One of my favourite Christmas songs is Mariah Carey’s All I Want for Christmas is You. I’m not usually a fan of her singing style: why sing one note when 120 will do, all hovering around the target note? Warbling, I call it. And so does a character in the book I’m reading right now, Thirst, by Kerry Hudson.
(*) Liesel’s grandmother’s eggs recipe:
½ cup flour
1 tsp baking powder
½ tsp salt
1 pint cottage cheese
1 lb jack cheese
½ cube butter, melted
2 cans ortega chilies, 4 oz each
Beat the eggs, stir in the rest of the ingredients.
Pour into well-buttered 9/12 inch glass dish.
Bake at 350°F for 35 minutes or until brown.
The following paragraphs are not suitable for persons of a nervous disposition.
I’m not one to complain as you know (!) but lately, everything’s been giving up in despair. It’s a conspiracy. Everything went wrong when we put our last house up for sale. The inanimate sitting tenants revolted. I have no idea what we’ve done to upset our present cohabitants.

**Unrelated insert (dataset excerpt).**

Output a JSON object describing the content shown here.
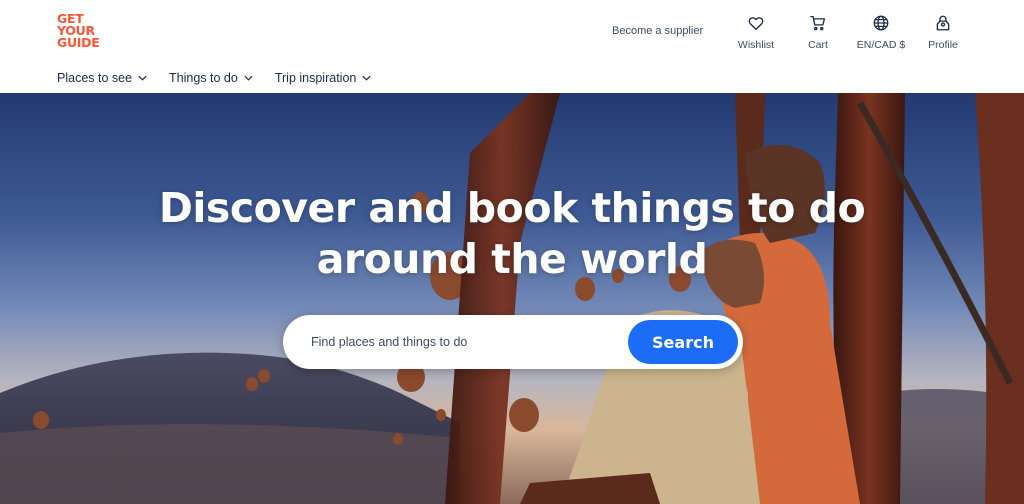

We bought a new set-top Freeview box because the old one was no good at connecting to the internet and it was always displaying subtitles before the characters spoke their words, more than a little disconcerting, a perpetual spoiler alert.
The dishwasher was repaired after the door-lowering mechanism snapped allowing the door to crash to the ground. These things happen in threes, right? No. More than three.
The keyboard with which I travelled and blogged for 10 months forgot how to transmit a bluetooth signal. It no longer connects to my phone, so I’m temporarily writing this stuff on the old PC. Logitech offered to send a replacement, but only to my US address, since that’s where I bought the keyboard in the first place.
Now, a few days later, my Fitbit Zip appears to have caught the same malady. It no longer syncs on my PC. Nor with Liesel’s phone, which I used for a while when the Fitbit lost contact with the app on my own phone. Nightmare. All those thousands of steps being walked and no way to prove it afterwards.
The latest appliance to cause major disgruntlement in Mick and Liesel’s luxury apartment is the kettle. Press a button and the lid opens so you can fill from the tap. Nope, not any more. You need three hands: one to hold the kettle, one to manually lift the lid and another to turn the tap on.
Good night, everyone, sleep well, don’t have nightmares.